[Industrials & Automotive-Information vom 14. Juni 2021]
Seit Anfang des Jahres befinden sich die Preise für viele Rohstoffe in einem starken Aufwärtstrend. Betroffen sind unter anderem Holz, Kunststoff, Stahl und Dämmstoffe. Diese Preisentwicklungen treffen die Bauindustrie aktuell hart, die seit Ausbruch der Coronapandemie eine Stütze der deutschen Wirtschaft ist. Grund für die Preisexplosionen ist eine ausgeprägte Nachfrage, die auf ein sehr knappes Angebot trifft. Die Materialproduktion war in vielen Ländern aufgrund der Pandemie gestört. Das betrifft insbesondere Kunststoff: Zusätzlich zu geplanten Anlagenstilllegungen aufgrund von Wartungsarbeiten kamen Force Majeures hinzu, die die Produktionskapazitäten noch weiter sinken ließen. Zu beobachten war das etwa bei PVC, das in der Bauwirtschaft vielfältig entweder als Rohr und Profil für Türen und Fenster oder als Bodenbelag genutzt wird. Auch bei Holz ist die Lage dramatisch. Die deutschen Sägewerke sind voll ausgelastet und fahren hohe Umsätze ein. Laut dem Verband der deutschen Holzindustrie lagen die Umsätze der Sägeindustrie im ersten Quartal gut 27 % über denen des Vorjahreszeitraums. Auf der anderen Seite sind die Lager der Handwerker leergefegt. Mit der Folge, dass einige Bauunternehmen und Handwerksbetriebe ihre Mitarbeiter in Kurzarbeit schicken müssen; trotz gut gefüllter Auftragsbücher.

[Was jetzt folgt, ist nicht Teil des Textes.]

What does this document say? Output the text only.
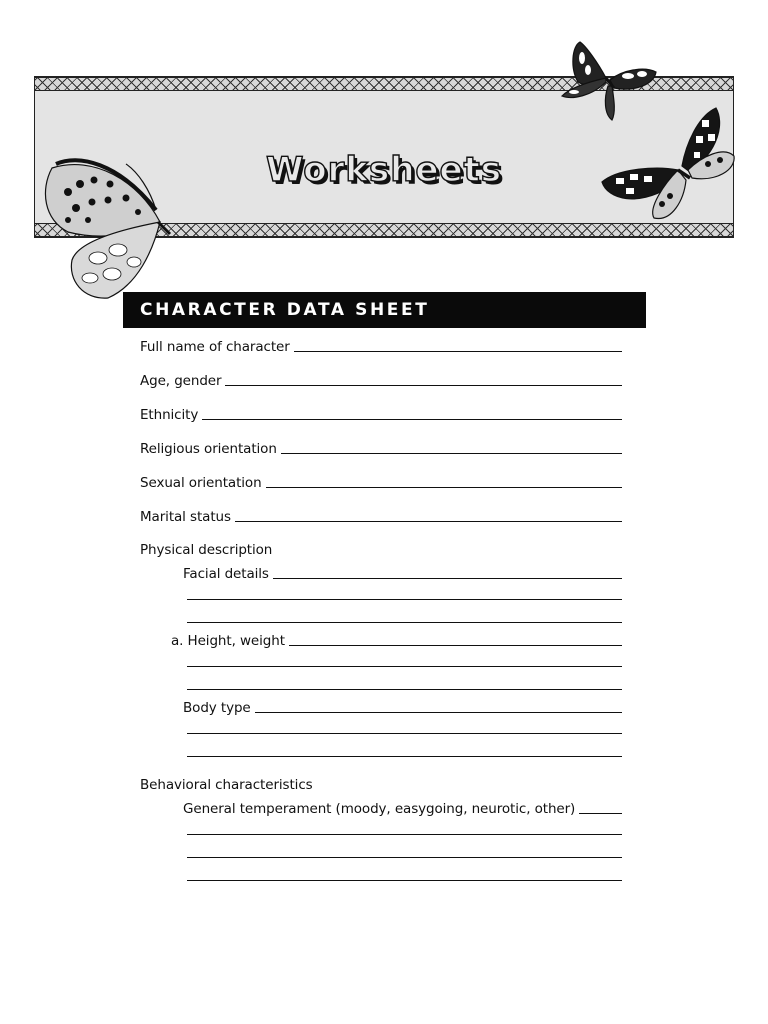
Worksheets
CHARACTER DATA SHEET
Full name of character
Age, gender
Ethnicity
Religious orientation
Sexual orientation
Marital status
Physical description
Facial details
a. Height, weight
Body type
Behavioral characteristics
General temperament (moody, easygoing, neurotic, other)
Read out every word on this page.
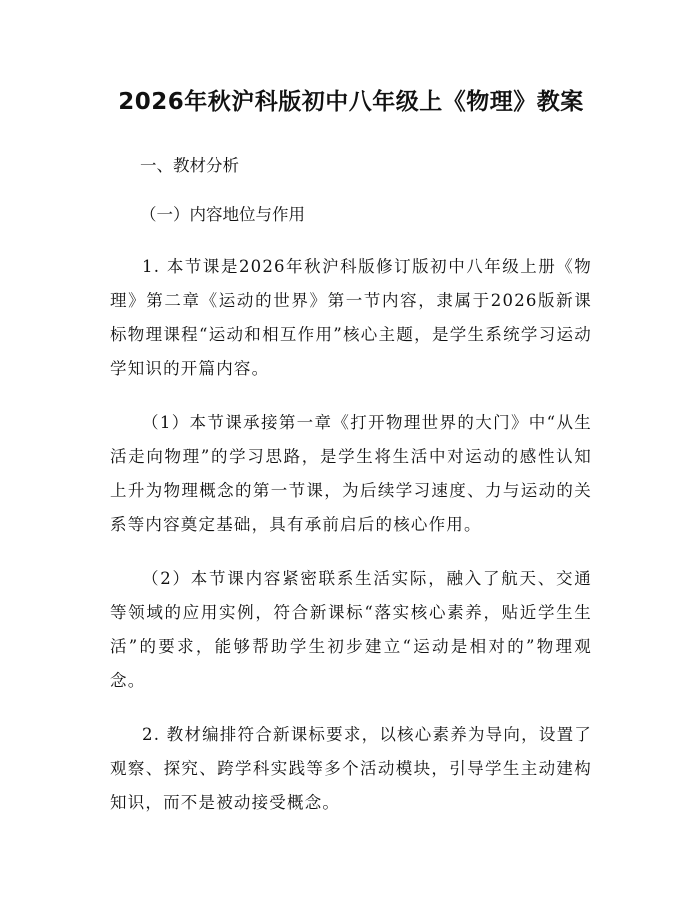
2026年秋沪科版初中八年级上《物理》教案

一、教材分析

（一）内容地位与作用

1. 本节课是2026年秋沪科版修订版初中八年级上册《物理》第二章《运动的世界》第一节内容，隶属于2026版新课标物理课程“运动和相互作用”核心主题，是学生系统学习运动学知识的开篇内容。

（1）本节课承接第一章《打开物理世界的大门》中“从生活走向物理”的学习思路，是学生将生活中对运动的感性认知上升为物理概念的第一节课，为后续学习速度、力与运动的关系等内容奠定基础，具有承前启后的核心作用。

（2）本节课内容紧密联系生活实际，融入了航天、交通等领域的应用实例，符合新课标“落实核心素养，贴近学生生活”的要求，能够帮助学生初步建立“运动是相对的”物理观念。

2. 教材编排符合新课标要求，以核心素养为导向，设置了观察、探究、跨学科实践等多个活动模块，引导学生主动建构知识，而不是被动接受概念。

Export nach Übersee verschärft die Situation
Neben den Produktionsengpässen und der guten Nachfrage im Inland ist vor allem der gesteigerte Export nach Übersee, insbesondere nach China und in die USA, verantwortlich für die knappe Materialversorgung in Deutschland. Nach dem ersten Lockdown zu Beginn der Pandemie hat China seine Wirtschaft wieder hochgefahren und dank der Infrastrukturprogramme der Regierung boomt die Bauwirtschaft. Ähnliches gilt für die USA: dort ist Holz als Baumaterial sehr weit verbreitet und der Bedarf steigt durch die von Präsident Biden angekündigten Konjunkturprogramme für klimafreundliches Bauen immer weiter. Der hohen Nachfrage aus den USA steht ein geringes Angebot gegenüber. Hauptlieferant Kanada hat mit Waldbränden und Käferbefall zu kämpfen, dies führt zu einem höheren Importbedarf aus Europa. China und die USA sind außerdem bereit sehr viel höhere Preise für Bauholz zu zahlen, was die deutschen Holzhändler dazu verleitet ihre Ware nicht im Inland zu verkaufen, sondern zu exportieren.
Wird Wohnen jetzt teurer?
Die Preisansteige sind für alle Materialklassen enorm. Laut Statistischem Bundesamt ist Nadelschnittholz im April 2020 ca. 36 % teurer gewesen als im Vorjahresmonat, und auch die Mineralölerzeugnisse, die als Vorprodukte für die Kunststofferzeugung eingesetzt werden, konnten einen Preisanstieg von 30 % verzeichnen. Für Betonstahl betrug der Preisanstieg im Vorjahresvergleich gut 30 %. Die Preise, die an den Börsen gezahlt werden müssen, um sich mit Rohstoffen zu versorgen, liegen momentan jedoch erheblich darüber. An der Chicagoer Börse haben sich die Preise für einen Kubikmeter Holz im Vorjahresvergleich verdreifacht. Die IKB erwartet gegen Ende der zweiten Jahreshälfte zwar eine Normalisierung des Preisniveaus, dieses verbleibt aber auf einem relativ hohen Level, da die Nachfrage aus der in- und ausländischen Bauwirtschaft weiterhin stark bleiben wird. Langfristig wird sich dies natürlich auch auf Baukosten und im Endeffekt auf die Immobilienkosten und Mietpreise auswirken.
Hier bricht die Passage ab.